Bakan Kurum, sosyal devlet anlayışıyla projeleri hayata geçirdiklerini ve bu kapsamda son 20 yılda 1 milyon 170 bin sosyal konut yaptıklarını ve 81 ilde ise 3 milyon konutun dönüşümünü tamamladıklarını aktardı.

Afetler olduğunda olay yerlerine hızlıca gittiklerini ve hemen çözüm ürettiklerini belirten Kurum, vatandaşların konut, iş yeri problemlerini çözdüklerini söyledi.

Kurum, Cumhurbaşkanı Recep Tayyip Erdoğan tarafından açıklanan cumhuriyet tarihinin en büyük sosyal konut projesinin çalışmalarını sürdürdüklerini belirtti.

İnsanlığın kendi eliyle yaptıklarının karşılığını çevre kirliliği ve küresel ısınmayla aldığını aktaran Kurum, "Türkiye'nin bu manada tarihi sorumluluğu yok denecek kadar azdır.

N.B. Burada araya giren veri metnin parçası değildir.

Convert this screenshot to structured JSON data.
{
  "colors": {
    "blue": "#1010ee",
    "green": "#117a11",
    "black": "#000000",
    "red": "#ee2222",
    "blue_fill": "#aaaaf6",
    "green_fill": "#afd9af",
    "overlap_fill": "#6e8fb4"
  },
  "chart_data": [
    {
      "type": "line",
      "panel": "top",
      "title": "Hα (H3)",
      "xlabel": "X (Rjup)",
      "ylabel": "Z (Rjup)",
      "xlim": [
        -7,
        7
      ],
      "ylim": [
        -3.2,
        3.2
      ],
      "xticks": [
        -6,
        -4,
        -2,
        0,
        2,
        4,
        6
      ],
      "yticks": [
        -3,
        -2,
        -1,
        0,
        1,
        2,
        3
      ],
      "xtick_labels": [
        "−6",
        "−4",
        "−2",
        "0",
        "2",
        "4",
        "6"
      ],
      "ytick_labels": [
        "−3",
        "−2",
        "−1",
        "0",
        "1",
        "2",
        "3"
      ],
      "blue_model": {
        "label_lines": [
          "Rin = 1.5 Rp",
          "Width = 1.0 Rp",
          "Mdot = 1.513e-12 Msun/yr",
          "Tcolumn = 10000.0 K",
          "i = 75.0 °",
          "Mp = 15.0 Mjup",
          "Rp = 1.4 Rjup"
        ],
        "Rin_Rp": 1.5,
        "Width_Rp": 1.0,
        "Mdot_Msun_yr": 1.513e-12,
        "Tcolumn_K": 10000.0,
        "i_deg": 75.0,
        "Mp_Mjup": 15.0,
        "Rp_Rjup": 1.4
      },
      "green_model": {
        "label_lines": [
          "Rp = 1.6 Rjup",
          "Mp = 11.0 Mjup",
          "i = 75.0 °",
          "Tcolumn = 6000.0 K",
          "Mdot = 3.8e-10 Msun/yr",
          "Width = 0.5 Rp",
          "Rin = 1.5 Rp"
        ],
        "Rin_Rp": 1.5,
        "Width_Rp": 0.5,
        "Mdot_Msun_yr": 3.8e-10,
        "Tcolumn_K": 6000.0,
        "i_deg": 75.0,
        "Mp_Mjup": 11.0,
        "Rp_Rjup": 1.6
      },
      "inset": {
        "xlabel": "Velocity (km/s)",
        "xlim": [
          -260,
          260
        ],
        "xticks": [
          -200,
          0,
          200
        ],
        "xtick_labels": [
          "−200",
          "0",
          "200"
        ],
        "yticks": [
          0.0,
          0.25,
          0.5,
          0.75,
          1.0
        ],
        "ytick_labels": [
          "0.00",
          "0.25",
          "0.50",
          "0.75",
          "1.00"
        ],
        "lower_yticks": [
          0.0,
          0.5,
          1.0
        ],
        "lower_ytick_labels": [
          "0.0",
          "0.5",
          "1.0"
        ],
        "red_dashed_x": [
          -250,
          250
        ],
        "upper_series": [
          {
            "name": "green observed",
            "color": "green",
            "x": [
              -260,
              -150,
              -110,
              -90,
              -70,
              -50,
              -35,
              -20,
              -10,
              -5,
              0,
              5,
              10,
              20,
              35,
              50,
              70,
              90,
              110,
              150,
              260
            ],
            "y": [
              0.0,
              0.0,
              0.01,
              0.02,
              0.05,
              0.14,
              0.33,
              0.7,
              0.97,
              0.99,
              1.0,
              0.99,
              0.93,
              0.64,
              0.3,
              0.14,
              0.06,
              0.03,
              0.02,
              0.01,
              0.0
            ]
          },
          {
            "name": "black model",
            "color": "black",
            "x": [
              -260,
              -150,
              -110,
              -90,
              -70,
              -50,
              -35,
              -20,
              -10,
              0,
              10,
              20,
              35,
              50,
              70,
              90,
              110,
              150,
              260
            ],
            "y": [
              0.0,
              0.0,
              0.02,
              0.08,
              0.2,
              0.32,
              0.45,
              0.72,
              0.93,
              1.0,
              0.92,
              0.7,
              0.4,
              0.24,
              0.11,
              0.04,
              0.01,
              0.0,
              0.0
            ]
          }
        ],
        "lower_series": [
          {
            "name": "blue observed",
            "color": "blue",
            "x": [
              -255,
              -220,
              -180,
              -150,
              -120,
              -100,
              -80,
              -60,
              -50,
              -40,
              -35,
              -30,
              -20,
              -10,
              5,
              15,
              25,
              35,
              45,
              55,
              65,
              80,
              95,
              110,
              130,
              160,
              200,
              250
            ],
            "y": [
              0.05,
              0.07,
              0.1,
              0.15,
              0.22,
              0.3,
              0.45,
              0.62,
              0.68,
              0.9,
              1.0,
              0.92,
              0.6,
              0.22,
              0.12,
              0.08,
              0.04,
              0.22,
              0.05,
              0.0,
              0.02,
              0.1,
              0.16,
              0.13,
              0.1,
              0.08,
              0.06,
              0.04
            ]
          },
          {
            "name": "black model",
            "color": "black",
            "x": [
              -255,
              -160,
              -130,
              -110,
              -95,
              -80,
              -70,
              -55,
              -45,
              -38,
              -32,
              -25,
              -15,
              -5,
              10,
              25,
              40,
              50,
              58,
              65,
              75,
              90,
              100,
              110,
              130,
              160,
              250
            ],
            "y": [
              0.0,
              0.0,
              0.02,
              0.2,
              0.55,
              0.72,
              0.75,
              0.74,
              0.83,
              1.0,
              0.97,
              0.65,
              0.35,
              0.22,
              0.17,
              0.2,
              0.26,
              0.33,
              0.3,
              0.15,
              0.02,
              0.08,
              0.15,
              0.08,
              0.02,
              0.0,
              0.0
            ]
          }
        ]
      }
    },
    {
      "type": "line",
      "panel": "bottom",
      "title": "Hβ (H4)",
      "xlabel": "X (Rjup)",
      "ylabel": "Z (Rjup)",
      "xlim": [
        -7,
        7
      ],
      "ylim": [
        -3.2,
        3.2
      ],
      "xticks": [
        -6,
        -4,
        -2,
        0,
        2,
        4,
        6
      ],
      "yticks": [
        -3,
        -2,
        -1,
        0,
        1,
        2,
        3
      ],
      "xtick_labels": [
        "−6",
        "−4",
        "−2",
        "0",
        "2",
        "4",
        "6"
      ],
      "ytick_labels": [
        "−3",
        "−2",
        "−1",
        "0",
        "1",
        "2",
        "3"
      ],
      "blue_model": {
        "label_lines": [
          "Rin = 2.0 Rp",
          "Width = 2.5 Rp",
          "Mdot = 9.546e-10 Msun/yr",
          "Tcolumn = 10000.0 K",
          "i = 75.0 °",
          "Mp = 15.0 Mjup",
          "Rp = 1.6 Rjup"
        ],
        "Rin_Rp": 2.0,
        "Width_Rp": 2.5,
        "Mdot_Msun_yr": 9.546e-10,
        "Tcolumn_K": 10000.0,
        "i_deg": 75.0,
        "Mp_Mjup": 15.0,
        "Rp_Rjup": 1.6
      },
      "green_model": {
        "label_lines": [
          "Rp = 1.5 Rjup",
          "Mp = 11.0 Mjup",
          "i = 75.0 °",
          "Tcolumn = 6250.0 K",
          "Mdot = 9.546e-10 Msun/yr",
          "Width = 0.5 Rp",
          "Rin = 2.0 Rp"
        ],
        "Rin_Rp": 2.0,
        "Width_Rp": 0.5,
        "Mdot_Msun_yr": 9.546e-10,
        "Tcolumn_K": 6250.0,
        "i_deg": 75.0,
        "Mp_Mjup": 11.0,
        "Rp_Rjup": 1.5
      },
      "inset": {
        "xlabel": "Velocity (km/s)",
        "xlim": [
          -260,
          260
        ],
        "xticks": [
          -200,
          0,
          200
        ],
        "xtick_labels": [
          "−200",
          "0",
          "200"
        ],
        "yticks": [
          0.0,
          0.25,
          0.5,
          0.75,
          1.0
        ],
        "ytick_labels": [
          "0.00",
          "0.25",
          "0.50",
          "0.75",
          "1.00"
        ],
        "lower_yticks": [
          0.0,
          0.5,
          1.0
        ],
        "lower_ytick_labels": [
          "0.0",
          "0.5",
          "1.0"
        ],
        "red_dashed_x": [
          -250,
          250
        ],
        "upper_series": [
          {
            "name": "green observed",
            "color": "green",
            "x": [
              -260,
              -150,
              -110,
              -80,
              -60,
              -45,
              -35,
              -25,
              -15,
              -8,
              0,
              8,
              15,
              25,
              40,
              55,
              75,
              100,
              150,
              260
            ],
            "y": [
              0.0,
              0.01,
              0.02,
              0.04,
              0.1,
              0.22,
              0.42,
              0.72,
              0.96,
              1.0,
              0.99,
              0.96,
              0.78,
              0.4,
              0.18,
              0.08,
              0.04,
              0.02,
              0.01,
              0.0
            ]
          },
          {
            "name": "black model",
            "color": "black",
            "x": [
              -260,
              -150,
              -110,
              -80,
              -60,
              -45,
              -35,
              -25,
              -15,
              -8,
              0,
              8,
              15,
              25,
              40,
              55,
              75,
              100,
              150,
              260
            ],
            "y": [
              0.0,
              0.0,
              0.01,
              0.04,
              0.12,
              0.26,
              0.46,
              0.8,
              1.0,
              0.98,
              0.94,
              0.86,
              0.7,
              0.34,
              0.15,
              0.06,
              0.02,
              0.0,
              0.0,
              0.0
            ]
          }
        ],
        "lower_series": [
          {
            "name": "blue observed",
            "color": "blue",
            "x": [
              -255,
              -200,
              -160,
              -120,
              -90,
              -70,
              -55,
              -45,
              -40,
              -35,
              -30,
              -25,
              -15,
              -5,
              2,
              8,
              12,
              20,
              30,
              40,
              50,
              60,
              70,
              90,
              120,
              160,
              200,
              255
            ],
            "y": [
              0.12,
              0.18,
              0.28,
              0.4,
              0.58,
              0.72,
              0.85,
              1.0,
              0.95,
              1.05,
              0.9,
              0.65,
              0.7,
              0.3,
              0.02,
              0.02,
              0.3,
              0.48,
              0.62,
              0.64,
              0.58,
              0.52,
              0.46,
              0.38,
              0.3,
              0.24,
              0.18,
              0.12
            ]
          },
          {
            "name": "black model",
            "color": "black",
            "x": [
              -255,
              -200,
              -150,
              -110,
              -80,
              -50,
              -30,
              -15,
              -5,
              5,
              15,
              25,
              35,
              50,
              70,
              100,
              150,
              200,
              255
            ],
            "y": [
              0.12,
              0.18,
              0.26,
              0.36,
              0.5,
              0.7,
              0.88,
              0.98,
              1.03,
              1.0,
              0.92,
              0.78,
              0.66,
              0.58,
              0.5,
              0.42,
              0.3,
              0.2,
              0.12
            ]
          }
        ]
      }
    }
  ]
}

Gelişmiş ülkeler maalesef dünyayı hoyratça kullandılar, kirlettiler, kaynakların sonsuz olduğu anlayışıyla çalışmalar yürüttüler ama bu noktada Cumhurbaşkanı'mız bir hedef ortaya koydu, '2053 yılında biz Türkiye olarak sıfır emisyon hedefi koyuyoruz, yeşil kalkınmayla büyüyen Türkiye hedefiyle bu anlayışla projelerimizi gerçekleştireceğiz' dediler. Birleşmiş Milletler geçtiğimiz yıl yayınladığı raporda, dünya genelinde 931 milyon ton gıdanın israf edildiğini söylüyor. Dünyanın geleceğini tehdit eden bu israfa 'dur' demek için küresel bir çevre seferberliği yürütüyoruz ve aslında bu kapsamda yaptığımız Sıfır Atık Projemiz tüm dünyaya çok önemli mesajlar vermektedir." ifadelerinde bulundu.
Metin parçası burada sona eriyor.